In the smaller confines of the Aladdin on October 24th, Ray gripped the same reigns, only in a looser fashion. The biggest difference from the big productions of the late 70's being that there were 13,000 less of the faithful to cheer along with the headmaster. He brought that glowing energy from the front room of his long-ago Muswell Hill home that plays such an integral part of his tale this evening. The space that housed the family parties, the tipsy performances of the elder Davies, the determined practicing of Ray and Dave, and the little green amp. Here it was, all that warmth, and cheer and exuberance, landing squarely in the confines of this small, but suddenly friendlier space.

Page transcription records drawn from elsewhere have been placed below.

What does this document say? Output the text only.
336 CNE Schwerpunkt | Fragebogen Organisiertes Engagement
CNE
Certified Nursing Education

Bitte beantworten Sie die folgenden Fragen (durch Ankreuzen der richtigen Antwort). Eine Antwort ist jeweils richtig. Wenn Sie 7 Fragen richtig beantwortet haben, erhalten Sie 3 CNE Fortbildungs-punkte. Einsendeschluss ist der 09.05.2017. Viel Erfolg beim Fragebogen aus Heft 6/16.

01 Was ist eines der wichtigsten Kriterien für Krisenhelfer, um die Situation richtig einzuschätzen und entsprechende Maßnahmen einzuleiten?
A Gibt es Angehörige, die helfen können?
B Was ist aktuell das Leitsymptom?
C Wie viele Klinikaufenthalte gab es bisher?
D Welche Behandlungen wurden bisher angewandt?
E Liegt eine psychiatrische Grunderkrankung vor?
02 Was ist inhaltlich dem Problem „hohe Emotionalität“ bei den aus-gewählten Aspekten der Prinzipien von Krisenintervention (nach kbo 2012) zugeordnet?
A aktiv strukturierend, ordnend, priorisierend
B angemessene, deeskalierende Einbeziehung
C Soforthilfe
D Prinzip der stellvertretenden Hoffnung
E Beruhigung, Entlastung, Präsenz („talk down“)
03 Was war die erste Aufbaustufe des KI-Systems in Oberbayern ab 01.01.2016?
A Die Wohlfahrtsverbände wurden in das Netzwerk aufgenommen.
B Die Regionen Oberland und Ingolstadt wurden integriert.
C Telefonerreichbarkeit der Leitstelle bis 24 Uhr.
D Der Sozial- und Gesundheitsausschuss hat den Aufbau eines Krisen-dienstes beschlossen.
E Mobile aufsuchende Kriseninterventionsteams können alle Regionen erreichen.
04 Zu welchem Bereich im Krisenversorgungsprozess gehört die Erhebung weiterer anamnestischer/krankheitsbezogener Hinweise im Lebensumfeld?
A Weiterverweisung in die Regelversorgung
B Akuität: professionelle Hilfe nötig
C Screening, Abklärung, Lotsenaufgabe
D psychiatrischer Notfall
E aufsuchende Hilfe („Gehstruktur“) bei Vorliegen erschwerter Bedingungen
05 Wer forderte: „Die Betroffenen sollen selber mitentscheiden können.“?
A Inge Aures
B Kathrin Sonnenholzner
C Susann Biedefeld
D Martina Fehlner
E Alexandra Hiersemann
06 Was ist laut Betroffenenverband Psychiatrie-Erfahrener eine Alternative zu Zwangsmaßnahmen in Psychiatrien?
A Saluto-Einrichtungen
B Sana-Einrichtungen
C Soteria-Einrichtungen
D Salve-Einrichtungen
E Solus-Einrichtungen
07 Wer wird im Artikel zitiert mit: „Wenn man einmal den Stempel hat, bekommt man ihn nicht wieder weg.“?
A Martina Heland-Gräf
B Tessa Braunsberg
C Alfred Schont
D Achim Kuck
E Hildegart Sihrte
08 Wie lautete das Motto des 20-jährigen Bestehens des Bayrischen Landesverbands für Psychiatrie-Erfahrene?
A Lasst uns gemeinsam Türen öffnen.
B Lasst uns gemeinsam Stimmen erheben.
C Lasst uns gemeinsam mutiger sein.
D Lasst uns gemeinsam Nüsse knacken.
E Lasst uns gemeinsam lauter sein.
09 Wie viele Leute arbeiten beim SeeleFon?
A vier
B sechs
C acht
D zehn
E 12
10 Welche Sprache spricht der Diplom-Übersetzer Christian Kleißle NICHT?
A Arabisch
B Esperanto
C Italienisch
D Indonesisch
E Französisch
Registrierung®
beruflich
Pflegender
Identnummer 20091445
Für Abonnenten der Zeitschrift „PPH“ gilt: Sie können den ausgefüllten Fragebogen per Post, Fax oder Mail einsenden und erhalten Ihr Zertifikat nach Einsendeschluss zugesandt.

Powerful medicine it was, happily singing along with Ray. I must confess I can't remember last time I broke into song at a show, or didn't view the musical proceedings with some sort of cynical detachment. It seemed just like the old days, even if just for a couple of hours. In these strange and sad times we don't hear much about the healing qualities of honoring our innate creative forces. About respecting our own individuality. But it's a message worth repeating over and over and over. Repetition. Meter. Cadence. Kind of like some of the biggest, baddest guitar licks ever to float from a tiny green speaker. Kind of like the words, "You Really Got Me...." repeated over and over.
It's a mantra, I tell you. And Ray knew it all along:
Turn it up loud and repeat after me. You'll feel better. Trust me on this one.